With the discovery of ‘human waste’ in Coca Cola cans, supermarkets will be hard-pressed to come up with a cheap alternative that matches the aroma and viscosity of ‘liquid poo’. While most children acknowledge the innate figurative ‘sh$tness’ of own brand pop, this literal ‘shit$ness’ has led to the strapline ‘Taste the Feeling and Feel the Gastroenteritis’.
During the 70s a skip full of Monster Munch washed down by a keg of Coca-Cola, was normally the diabetic ‘coma of choice’ for the discerning nine year old.
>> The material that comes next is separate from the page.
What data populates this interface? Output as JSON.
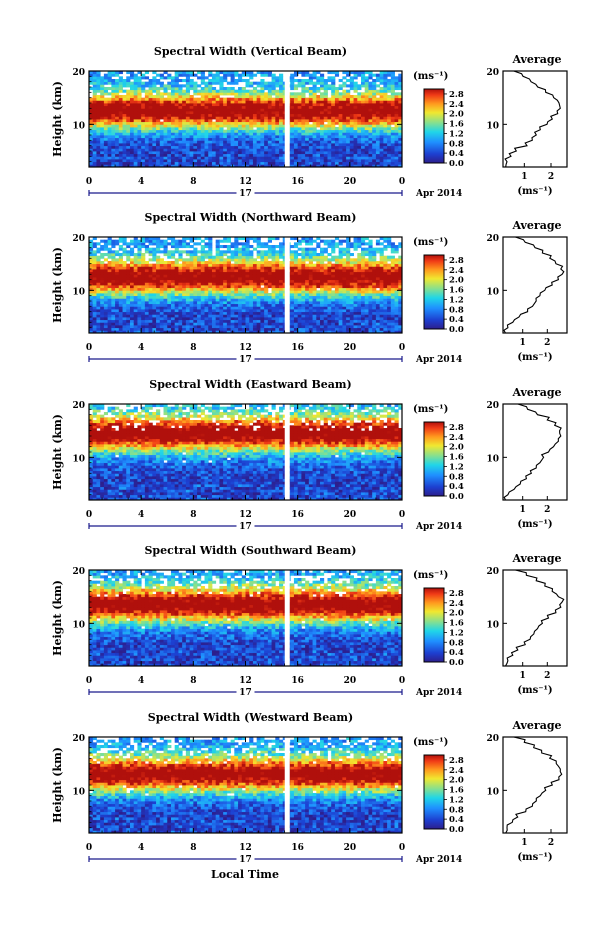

Yet the 80s saw increased competition from ‘Pepsi Poop’ and Coke’s own failed song – ‘I’d like to buy the world a coffee enema’.
Coke has long guarded its ‘secret’ recipe from competitors; many had speculated that it was nicotine or ‘Howard Hughes’ preserved jiz’, but it transpires that it may have been a Belfast ‘jobby’. Said one Lisburn worker: ‘The bad news is, we can only make Coke with human waste – the good news is, post-Brexit, there’s plenty of it’.
Diet Coke will now be able to guarantee zero calories, thanks to the ensuing diarrhoea and vomiting. The Food Standards Agency said: ‘Nobody wants faeces in a can. Unfortunately it turns out Coke actually is the Real Thing’.